There has been an attempt at a blanket stop on marriage for gay and lesbian clergy, and those who do are officially disciplined, and a ban placed on them ever getting a new post in the Church. The Church will not consider for ordination anyone who is married to someone of the same sex, no matter how good a priest they might make.
Yet quietly, clergy are getting married or converting their civil partnerships to marriage; gay ordinands in sexual relationships are getting the nod through while appearing to comply with the selection procedures; and clergy are having sex in their civil partnerships. Priests are offering services of blessing and thanksgiving to gay and lesbian couples and parishes celebrating with them. The bishops all know this, and many even collude in the dishonesty around the current position with private words of support and public obedience to the official line. One recently married priest I know of was invited into the episcopal study, handed his letter of discipline and then the bishop’s wife arrived with two gin and tonics—and as she said “congratulations,” the bishop toasted the new couple.
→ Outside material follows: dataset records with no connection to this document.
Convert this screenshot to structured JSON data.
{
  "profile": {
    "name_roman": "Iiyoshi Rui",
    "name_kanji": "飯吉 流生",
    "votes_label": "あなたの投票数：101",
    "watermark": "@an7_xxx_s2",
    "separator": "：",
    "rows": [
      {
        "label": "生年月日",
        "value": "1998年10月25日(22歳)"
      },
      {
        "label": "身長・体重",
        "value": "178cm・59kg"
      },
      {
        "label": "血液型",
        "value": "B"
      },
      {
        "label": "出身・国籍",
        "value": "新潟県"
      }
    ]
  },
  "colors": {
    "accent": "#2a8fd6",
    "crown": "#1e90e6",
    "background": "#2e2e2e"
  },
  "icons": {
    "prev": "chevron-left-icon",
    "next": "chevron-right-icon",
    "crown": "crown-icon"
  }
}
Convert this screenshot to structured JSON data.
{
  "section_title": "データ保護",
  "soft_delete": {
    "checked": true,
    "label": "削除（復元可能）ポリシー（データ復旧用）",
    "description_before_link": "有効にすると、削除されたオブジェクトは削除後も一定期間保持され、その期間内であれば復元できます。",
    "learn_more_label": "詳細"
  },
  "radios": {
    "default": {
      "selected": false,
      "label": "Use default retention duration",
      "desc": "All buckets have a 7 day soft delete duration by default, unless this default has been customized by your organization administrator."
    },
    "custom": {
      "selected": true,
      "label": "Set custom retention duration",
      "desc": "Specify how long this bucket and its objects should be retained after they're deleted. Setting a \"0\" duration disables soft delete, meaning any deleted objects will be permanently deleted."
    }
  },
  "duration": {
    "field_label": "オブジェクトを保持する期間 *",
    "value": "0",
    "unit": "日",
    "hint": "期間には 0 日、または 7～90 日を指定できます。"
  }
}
Frankly, it’s a mess and an embarrassing one because everyone knows it’s a mess, and at a fundamental level is making the Church, as the archbishop himself said, look “odd.” Actually, I think it’s worse—the current stance makes us look hypocritical and foolish and undermines our ability to speak with any real authority on other moral issues. While the Church continues to treat the LGBTI community in ways that cause the archbishop sleepless nights in which he is “consumed with horror” we can hardly call out others for their treatment of the poor, the widowed and the orphaned as our faith requires us to do.
The married clergy wrote to urge the bishops to recognize that this isn’t working. We asked for some honesty and that they allow parishes freedom to celebrate our relationships without fear of retribution or censure. We aren’t expecting wedding bells in our churches just yet, but we do expect to be able to say prayers, offer blessings and to rejoice in the love that brings two people together to make a commitment to each other. We know that some in the Church won’t find this acceptable; there have always been some who find change difficult. But there is no longer a single theology of marriage and relationships in the Church and it is time this was recognized.
The bishops have banged on for two years about “good disagreement” as being fundamental to the Church’s life and flourishing—it is time for that rhetoric to become reality.
Andrew Foreshew-Cain is a vicar at St Mary with All Souls, Kilburn, and St James West Hampstead, in north London.